Sie hat gelernt, nicht pausenlos zu pushen. Der eine oder andere lockere Tag wirkt sich nicht negativ auf die Form aus, das Geniessen von Erfolgen ist wichtig. Als ausschlaggebend für diese Entwicklung sieht sie nicht nur das Alter. «Die eigene Erfahrung braucht es auch, wenn man merkt, etwas nicht verarbeitet zu haben.»
So wie den Cape-Epic-Triumph, den Koller nicht sacken liess – und später zwischenzeitlich zu kämpfen hatte.
Nicht dünn, dafür kraftvoll
Davon ist sie derzeit weit entfernt. Die Resultate stimmen. Und solche sind grundsätzlich nur möglich, da Koller die Atmosphäre bei ihrem langjährigen Arbeitgeber geniesst. «Ich fühle mich den Leuten verbunden», sagt sie und bezeichnet das Team als ihre Familie für unterwegs.
Auch daheim hat sich Koller ein Umfeld geschaffen, von dem sie sich getragen fühlt. Dazu zählt neben der Familie ihr Freund Kevin Kuhn, der ebenfalls Radprofi ist. Und weitere Personen wie ihr Mentaltrainer, der Trainingscoach und der Ernährungscoach.
Mehr als ein Jahrzehnt ist es her, dass die damals aufstrebende Fahrerin unter Essstörungen litt. Seit Langem redet sie offen über jene schwierige Zeit. Auch um ihrer Vorbildfunktion gegenüber dem Nachwuchs nachzukommen. «Vielleicht kann ich so jemanden davor bewahren, in dasselbe Problem zu rasseln wie ich.»
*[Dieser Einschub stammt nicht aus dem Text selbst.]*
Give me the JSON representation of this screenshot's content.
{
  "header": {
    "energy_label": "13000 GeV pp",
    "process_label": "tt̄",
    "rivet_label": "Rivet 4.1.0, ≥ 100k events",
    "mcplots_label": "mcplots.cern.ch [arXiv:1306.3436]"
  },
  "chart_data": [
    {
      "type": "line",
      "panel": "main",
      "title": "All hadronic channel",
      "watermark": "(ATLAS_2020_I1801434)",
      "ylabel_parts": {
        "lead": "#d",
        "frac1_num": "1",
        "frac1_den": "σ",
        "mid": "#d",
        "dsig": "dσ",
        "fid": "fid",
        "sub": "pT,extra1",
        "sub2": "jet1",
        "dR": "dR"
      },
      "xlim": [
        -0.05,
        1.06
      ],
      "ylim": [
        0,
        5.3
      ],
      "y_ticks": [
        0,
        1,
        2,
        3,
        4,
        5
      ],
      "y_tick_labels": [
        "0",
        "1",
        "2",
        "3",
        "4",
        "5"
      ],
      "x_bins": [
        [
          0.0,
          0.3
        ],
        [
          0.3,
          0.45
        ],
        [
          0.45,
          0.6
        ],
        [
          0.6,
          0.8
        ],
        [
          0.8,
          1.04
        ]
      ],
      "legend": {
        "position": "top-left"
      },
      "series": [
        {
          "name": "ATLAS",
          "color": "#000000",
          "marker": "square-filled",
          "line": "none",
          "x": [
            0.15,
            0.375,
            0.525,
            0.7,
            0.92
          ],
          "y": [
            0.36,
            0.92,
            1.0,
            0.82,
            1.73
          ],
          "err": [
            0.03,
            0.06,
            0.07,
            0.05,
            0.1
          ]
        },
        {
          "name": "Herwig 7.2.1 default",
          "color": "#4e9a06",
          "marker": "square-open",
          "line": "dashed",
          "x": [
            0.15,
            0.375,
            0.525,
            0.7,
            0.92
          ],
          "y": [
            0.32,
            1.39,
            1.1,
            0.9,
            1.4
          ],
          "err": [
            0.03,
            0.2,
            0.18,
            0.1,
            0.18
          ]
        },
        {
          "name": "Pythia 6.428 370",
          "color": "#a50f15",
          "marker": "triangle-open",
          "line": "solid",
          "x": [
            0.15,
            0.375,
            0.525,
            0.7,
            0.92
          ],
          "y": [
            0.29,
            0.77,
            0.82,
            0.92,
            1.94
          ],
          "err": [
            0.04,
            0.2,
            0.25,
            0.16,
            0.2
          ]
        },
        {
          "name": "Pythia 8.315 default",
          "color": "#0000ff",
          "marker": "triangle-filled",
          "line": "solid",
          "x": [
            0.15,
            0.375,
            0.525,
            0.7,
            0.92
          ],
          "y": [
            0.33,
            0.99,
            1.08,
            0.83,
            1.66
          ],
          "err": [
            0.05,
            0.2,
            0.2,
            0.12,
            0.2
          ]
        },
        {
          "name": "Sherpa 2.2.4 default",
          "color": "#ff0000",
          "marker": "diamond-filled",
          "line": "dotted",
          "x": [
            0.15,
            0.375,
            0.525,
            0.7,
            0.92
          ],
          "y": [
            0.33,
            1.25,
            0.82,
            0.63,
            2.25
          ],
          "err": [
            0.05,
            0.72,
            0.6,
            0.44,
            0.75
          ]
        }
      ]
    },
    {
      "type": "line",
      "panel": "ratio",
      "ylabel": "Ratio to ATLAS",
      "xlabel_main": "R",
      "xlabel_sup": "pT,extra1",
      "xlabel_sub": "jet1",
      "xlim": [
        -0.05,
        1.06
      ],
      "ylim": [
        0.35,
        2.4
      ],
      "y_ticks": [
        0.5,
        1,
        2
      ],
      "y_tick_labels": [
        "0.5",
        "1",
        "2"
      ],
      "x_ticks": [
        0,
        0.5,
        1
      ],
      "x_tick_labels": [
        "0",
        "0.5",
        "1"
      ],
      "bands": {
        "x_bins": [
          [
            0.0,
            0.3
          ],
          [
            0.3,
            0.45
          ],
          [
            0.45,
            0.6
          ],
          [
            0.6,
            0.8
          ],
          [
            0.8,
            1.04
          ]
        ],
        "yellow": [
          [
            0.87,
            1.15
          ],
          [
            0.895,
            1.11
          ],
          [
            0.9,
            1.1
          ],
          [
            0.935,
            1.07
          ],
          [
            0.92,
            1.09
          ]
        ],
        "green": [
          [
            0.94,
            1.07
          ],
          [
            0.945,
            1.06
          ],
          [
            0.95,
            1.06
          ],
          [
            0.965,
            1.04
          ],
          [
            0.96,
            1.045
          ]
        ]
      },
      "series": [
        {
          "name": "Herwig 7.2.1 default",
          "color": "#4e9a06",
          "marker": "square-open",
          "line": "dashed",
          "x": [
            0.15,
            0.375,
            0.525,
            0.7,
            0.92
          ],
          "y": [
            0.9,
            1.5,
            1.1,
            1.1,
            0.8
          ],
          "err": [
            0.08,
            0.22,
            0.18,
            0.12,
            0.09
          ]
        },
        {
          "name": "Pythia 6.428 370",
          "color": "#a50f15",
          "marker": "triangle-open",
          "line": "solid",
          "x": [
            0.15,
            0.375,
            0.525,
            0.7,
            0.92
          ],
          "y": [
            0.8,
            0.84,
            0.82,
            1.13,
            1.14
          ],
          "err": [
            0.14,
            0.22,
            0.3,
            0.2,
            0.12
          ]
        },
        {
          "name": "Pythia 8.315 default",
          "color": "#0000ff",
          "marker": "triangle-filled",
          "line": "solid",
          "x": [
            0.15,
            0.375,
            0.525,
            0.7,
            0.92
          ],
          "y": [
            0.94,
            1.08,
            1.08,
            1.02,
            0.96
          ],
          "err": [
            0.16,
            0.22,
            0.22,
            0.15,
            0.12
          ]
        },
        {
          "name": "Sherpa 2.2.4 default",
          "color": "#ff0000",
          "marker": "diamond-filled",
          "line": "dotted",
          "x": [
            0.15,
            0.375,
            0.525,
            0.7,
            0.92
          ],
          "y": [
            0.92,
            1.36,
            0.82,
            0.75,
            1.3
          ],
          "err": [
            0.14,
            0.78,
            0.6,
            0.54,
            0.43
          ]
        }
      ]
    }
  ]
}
Heute hält es Koller wie Evie Richards. Die Weltmeisterin von 2021 sagte einmal, ihr Ziel sei nicht, dünn zu sein, sondern powerful – also kraftvoll. «Richtig ‹wow› war das für mich, als ich das hörte», sagt Koller. «Genau so will ich sein – powerful.»
Es ist nicht nur in diesem Moment zu spüren: Koller ist mit sich im Reinen. Es ist eine gute Ausgangslage für weitere Erfolge. In einer Saison, in der sie sich auf die grossen Wettkämpfe konzentriert: den Weltcup, die EM und die WM im September.
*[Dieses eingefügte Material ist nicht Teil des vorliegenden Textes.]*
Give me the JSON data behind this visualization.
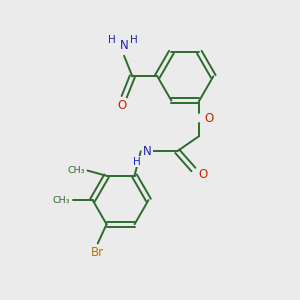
{
  "bg_color": "#ebebeb",
  "bond_color": "#2d6b2d",
  "N_color": "#2020bb",
  "O_color": "#cc2200",
  "Br_color": "#bb7700",
  "figsize": [
    3.0,
    3.0
  ],
  "dpi": 100,
  "xlim": [
    0,
    10
  ],
  "ylim": [
    0,
    10
  ]
}
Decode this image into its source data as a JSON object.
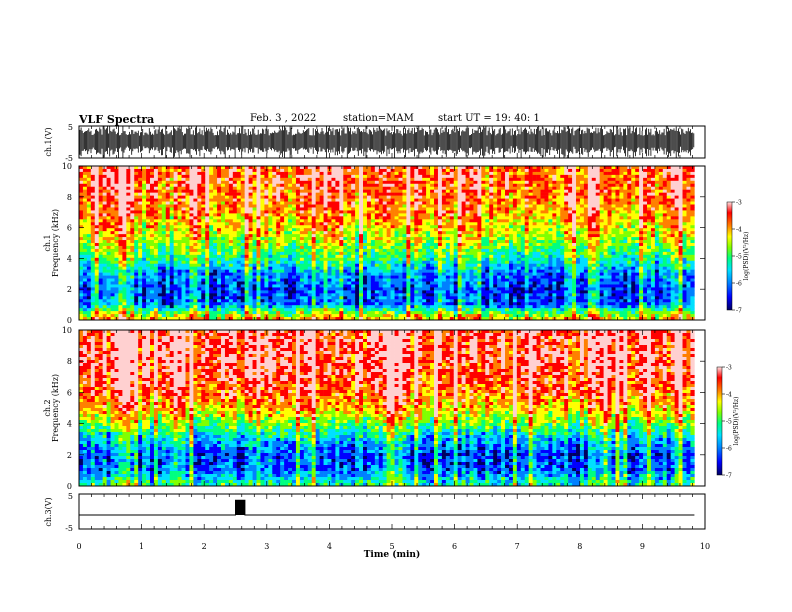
{
  "header": {
    "title": "VLF Spectra",
    "date": "Feb. 3  , 2022",
    "station": "station=MAM",
    "start": "start  UT  =   19: 40: 1"
  },
  "colors": {
    "spectrum": [
      "#000060",
      "#0000ff",
      "#0080ff",
      "#00e0ff",
      "#00ff80",
      "#80ff00",
      "#ffff00",
      "#ff8000",
      "#ff0000",
      "#ffd0d0"
    ]
  },
  "chart_data": [
    {
      "type": "line",
      "ylabel": "ch.1(V)",
      "ylim": [
        -5,
        5
      ],
      "yticks": [
        "5",
        "-5"
      ],
      "note": "dense broadband waveform"
    },
    {
      "type": "heatmap",
      "ylabel": "Frequency  (kHz)",
      "channel_label": "ch.1",
      "ylim": [
        0,
        10
      ],
      "yticks": [
        "0",
        "2",
        "4",
        "6",
        "8",
        "10"
      ],
      "colorbar": {
        "label": "log(PSD)(V²/Hz)",
        "ticks": [
          "-3",
          "-4",
          "-5",
          "-6",
          "-7"
        ],
        "range": [
          -7,
          -3
        ]
      },
      "profile": {
        "freq_khz": [
          0,
          0.5,
          1,
          2,
          3,
          4,
          5,
          6,
          7,
          8,
          9,
          10
        ],
        "log_psd": [
          -4.2,
          -5.0,
          -6.1,
          -6.3,
          -6.0,
          -5.3,
          -4.8,
          -4.4,
          -4.1,
          -3.9,
          -3.8,
          -3.8
        ]
      }
    },
    {
      "type": "heatmap",
      "ylabel": "Frequency  (kHz)",
      "channel_label": "ch.2",
      "ylim": [
        0,
        10
      ],
      "yticks": [
        "0",
        "2",
        "4",
        "6",
        "8",
        "10"
      ],
      "colorbar": {
        "label": "log(PSD)(V²/Hz)",
        "ticks": [
          "-3",
          "-4",
          "-5",
          "-6",
          "-7"
        ],
        "range": [
          -7,
          -3
        ]
      },
      "profile": {
        "freq_khz": [
          0,
          0.5,
          1,
          2,
          3,
          4,
          5,
          6,
          7,
          8,
          9,
          10
        ],
        "log_psd": [
          -5.2,
          -5.6,
          -6.1,
          -6.2,
          -5.7,
          -4.9,
          -4.2,
          -3.8,
          -3.6,
          -3.5,
          -3.5,
          -3.5
        ]
      }
    },
    {
      "type": "line",
      "ylabel": "ch.3(V)",
      "ylim": [
        -5,
        5
      ],
      "yticks": [
        "5",
        "-5"
      ],
      "x": [
        0,
        2.5,
        2.5,
        2.65,
        2.65,
        9.83
      ],
      "y": [
        -1,
        -1,
        3.2,
        3.2,
        -1,
        -1
      ]
    }
  ],
  "xaxis": {
    "label": "Time  (min)",
    "xlim": [
      0,
      10
    ],
    "ticks": [
      "0",
      "1",
      "2",
      "3",
      "4",
      "5",
      "6",
      "7",
      "8",
      "9",
      "10"
    ],
    "data_end": 9.83
  }
}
Letztere ist der Höhepunkt schlechthin, da die Titelkämpfe im Wallis sind. «Hoffentlich reicht es da für einen kleinen Exploit», sagt sie. Und verspürt schon jetzt eine grosse Vorfreude auf den Anlass.
Übers Jahr 2025 hinaus blicken, allenfalls gar bis Olympia 2028 – das ist für Koller kein Thema. Auch von einer möglichst langen Profikarriere träumt sie nicht. «Es gibt neben dem Biken noch viele andere interessante Sachen», sagt die Laupnerin. Und hält fest: «Sobald ich merken würde, es geht nicht mehr weiter aufwärts, käme für mich der Zeitpunkt zu sagen: Das war es.»